Back in February, She Came to Me opened the Berlinale. Miller’s latest has all the hallmarks of a slam dunk festival film: committed performances from the top-billed cast, some great cinematography courtesy of Sam Levy, evocative uses of light and color, piano scores and aspect ratio shifts, technical polish elevating indie quirk. It’s quite a shame then that these impressive bits are never put to good use, instead remaining a constant reminder of how much more engrossing this film could have been if the script didn’t attempt to stitch several movies together. In fact, She Came to Me‘s visual grammar often communicates a more sobering, reflective mood than the lines that leave characters’ mouths.

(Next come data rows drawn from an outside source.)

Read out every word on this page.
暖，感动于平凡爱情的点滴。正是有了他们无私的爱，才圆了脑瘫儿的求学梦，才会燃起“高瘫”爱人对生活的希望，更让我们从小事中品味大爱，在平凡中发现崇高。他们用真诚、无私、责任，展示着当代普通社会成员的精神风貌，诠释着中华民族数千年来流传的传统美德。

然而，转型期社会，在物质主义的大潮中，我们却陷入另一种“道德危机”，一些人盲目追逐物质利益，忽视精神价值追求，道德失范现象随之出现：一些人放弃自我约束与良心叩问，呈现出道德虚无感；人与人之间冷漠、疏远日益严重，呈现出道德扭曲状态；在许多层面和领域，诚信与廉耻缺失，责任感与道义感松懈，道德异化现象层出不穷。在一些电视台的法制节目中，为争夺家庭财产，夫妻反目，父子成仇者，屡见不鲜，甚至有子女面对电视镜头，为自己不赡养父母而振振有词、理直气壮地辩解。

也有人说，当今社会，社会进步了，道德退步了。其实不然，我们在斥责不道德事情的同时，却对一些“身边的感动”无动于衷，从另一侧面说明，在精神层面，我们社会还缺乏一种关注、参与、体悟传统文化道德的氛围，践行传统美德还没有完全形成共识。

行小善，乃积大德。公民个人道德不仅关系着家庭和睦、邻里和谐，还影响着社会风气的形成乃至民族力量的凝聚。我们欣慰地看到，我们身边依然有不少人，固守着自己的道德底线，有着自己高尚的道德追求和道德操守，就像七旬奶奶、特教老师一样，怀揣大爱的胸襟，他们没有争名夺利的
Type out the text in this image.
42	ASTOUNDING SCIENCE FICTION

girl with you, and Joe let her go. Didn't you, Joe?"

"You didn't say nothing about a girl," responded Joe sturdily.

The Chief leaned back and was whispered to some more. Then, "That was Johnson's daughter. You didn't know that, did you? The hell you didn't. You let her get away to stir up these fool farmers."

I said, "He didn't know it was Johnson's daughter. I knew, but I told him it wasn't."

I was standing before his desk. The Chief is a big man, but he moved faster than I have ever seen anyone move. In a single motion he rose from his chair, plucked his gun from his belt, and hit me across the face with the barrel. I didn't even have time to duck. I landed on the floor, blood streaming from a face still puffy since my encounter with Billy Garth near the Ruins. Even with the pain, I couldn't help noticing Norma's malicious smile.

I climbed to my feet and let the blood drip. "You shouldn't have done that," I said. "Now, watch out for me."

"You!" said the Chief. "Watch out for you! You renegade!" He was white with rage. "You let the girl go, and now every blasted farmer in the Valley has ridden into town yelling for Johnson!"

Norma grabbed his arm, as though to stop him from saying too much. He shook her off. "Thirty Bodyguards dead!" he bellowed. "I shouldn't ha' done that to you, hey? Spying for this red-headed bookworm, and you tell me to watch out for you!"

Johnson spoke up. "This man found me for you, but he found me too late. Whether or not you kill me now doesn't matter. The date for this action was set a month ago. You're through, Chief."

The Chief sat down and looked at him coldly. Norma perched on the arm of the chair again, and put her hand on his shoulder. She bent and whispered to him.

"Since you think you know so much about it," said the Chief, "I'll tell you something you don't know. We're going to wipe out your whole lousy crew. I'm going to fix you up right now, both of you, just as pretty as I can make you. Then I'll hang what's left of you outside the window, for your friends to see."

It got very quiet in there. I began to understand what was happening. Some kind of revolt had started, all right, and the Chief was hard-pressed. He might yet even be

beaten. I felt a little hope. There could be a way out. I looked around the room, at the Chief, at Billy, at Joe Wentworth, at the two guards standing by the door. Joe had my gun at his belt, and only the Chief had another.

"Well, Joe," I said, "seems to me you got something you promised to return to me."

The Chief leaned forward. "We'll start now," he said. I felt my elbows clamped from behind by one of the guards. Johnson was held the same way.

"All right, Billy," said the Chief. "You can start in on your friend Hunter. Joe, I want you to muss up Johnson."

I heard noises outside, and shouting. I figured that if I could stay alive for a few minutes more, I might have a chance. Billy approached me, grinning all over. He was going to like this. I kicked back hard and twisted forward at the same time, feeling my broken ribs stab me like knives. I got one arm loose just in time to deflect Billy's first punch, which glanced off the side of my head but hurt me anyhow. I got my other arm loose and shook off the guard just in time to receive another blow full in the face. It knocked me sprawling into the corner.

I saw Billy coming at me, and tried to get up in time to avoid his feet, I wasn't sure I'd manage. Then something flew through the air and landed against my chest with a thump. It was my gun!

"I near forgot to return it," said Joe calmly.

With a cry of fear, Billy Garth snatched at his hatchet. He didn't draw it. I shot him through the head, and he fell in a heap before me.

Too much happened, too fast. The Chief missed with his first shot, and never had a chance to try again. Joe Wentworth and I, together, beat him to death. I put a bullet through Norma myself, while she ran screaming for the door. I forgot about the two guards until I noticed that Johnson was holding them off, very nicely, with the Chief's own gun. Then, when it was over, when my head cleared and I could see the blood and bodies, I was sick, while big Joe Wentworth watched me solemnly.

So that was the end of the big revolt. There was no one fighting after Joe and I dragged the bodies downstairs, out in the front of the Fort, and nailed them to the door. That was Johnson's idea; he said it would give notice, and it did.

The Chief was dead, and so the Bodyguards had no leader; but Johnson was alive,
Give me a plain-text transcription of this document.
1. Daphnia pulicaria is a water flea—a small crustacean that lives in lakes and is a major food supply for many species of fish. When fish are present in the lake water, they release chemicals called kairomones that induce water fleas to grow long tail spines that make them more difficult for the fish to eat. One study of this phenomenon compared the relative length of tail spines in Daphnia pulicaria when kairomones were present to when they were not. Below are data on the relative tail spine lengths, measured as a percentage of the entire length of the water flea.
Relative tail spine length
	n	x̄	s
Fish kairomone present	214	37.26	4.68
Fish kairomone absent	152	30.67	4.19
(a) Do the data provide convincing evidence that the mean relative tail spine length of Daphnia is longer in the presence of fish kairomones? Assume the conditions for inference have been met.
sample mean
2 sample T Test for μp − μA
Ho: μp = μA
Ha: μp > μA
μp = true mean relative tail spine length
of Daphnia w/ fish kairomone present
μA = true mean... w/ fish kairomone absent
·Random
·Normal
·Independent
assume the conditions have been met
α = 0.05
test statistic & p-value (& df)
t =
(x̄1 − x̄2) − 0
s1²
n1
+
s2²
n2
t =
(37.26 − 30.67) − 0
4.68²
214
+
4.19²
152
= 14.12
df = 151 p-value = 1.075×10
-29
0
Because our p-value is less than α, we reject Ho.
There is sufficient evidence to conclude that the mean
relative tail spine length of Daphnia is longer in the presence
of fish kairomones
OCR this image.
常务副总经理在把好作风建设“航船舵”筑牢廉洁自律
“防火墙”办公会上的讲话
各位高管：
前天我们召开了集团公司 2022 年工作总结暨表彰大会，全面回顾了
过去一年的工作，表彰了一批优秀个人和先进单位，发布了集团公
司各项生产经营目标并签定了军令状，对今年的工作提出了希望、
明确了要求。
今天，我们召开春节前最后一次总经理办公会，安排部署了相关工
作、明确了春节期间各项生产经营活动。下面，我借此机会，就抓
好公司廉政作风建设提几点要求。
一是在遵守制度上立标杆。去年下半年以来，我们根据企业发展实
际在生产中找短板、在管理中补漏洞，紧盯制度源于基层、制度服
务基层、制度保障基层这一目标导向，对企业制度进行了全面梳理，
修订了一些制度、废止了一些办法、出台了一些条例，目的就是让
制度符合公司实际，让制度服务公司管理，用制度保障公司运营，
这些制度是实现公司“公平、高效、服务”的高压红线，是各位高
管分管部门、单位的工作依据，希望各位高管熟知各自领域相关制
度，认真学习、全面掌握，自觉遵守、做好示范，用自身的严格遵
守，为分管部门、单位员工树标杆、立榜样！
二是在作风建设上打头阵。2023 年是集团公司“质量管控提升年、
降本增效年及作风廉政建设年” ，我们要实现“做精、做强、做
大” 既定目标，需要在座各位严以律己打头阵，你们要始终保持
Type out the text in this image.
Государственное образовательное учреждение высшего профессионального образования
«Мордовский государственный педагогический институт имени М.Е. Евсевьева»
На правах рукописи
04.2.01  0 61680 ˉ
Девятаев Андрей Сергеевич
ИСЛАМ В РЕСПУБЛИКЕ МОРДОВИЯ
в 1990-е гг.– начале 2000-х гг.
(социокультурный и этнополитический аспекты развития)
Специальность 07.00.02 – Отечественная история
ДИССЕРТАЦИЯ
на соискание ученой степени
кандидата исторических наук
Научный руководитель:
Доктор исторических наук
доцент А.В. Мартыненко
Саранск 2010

How seriously are we to take Steven’s paralyzing inability to reckon with himself when we never learn why he is this way nor see any meaningful evolution in his character until the eleventh hour? Why is his arc conceived of as dramatically compelling while Patricia and Katrina, who both have known suffering and continue to do so thanks to Steven’s choices, are relegated to wacky support characters? Why does Miller’s script deliver jokes at the same decibel as its more notably upsetting material, and why does it insist that is how teenagers sound when they’re upset? Viewers can come into She Came to Me and fill in its gaps with their own rationales or let its loose haze of a story blanket them until their eyes get heavy. A much greater overhaul, however, would be necessary to cast this mélange of misfires as a legitimately successful or emotionally coherent film.
DIRECTOR: Rebecca Miller; CAST: Anne Hathaway, Peter Dinklage, Marisa Tomei, Brian d’Arcy James, Joanna Kulig; DISTRIBUTOR: Vertical; IN THEATERS: October 6; RUNTIME: 1 hr. 42 min.